Last month, a National Air Security Operations P-3 Long Range Tracker aircrew detected an 85-foot Self-Propelled Semi-Submersible (SPSS) which led to the arrest of five suspects and the seizure of over 8,200 pounds of cocaine.

“This is another great example of the collaborative work that goes on every day between AMO and our partners to keep illicit drugs from entering our country,” said Marshall Dillon, Director of Air and Marine Operations for the National Air Security Operations Center in Corpus Christi. “The P-3 Aircrew detected, tracked, and led the interdiction of this SPSS by one of our partners.  This seizure kept over $108 million in illicit proceeds from going to transnational criminal organizations.”

The crew of the Lockheed P-3 Orion Long Range Tracker aircraft was patrolling the waters southwest of Mexico. The AMO crew in conjunction with the Information Analysis Center, Joint Interagency Task Force South and other law enforcement partners detected the SPSS and monitored its movement. The crew then coordinated the subsequent interdiction of the vessel which resulted in 8,232 pounds of cocaine seized and the apprehension of five suspects.    

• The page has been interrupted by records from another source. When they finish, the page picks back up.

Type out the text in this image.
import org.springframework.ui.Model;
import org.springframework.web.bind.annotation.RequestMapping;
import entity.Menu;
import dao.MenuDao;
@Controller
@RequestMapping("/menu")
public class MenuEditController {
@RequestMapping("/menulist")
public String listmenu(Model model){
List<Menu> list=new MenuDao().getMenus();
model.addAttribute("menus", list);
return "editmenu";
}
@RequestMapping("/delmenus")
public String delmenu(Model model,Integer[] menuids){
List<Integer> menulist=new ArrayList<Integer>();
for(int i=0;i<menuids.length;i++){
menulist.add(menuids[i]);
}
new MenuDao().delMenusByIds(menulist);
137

AMO has P-3 NASO Centers located in Jacksonville, FL and Corpus Christi, TX. P-3 aircrews operate throughout North, Central and South America in defense of the borders of the United States to prevent attempts to smuggle persons or contraband and are vital in partnership with U.S. Southern Command (SOUTHCOM) detection and monitoring operations. This partnership bolsters support to U.S. and international law enforcement by sharing information and intelligence to help identify, track and disrupt suspected illicit trafficking attempts.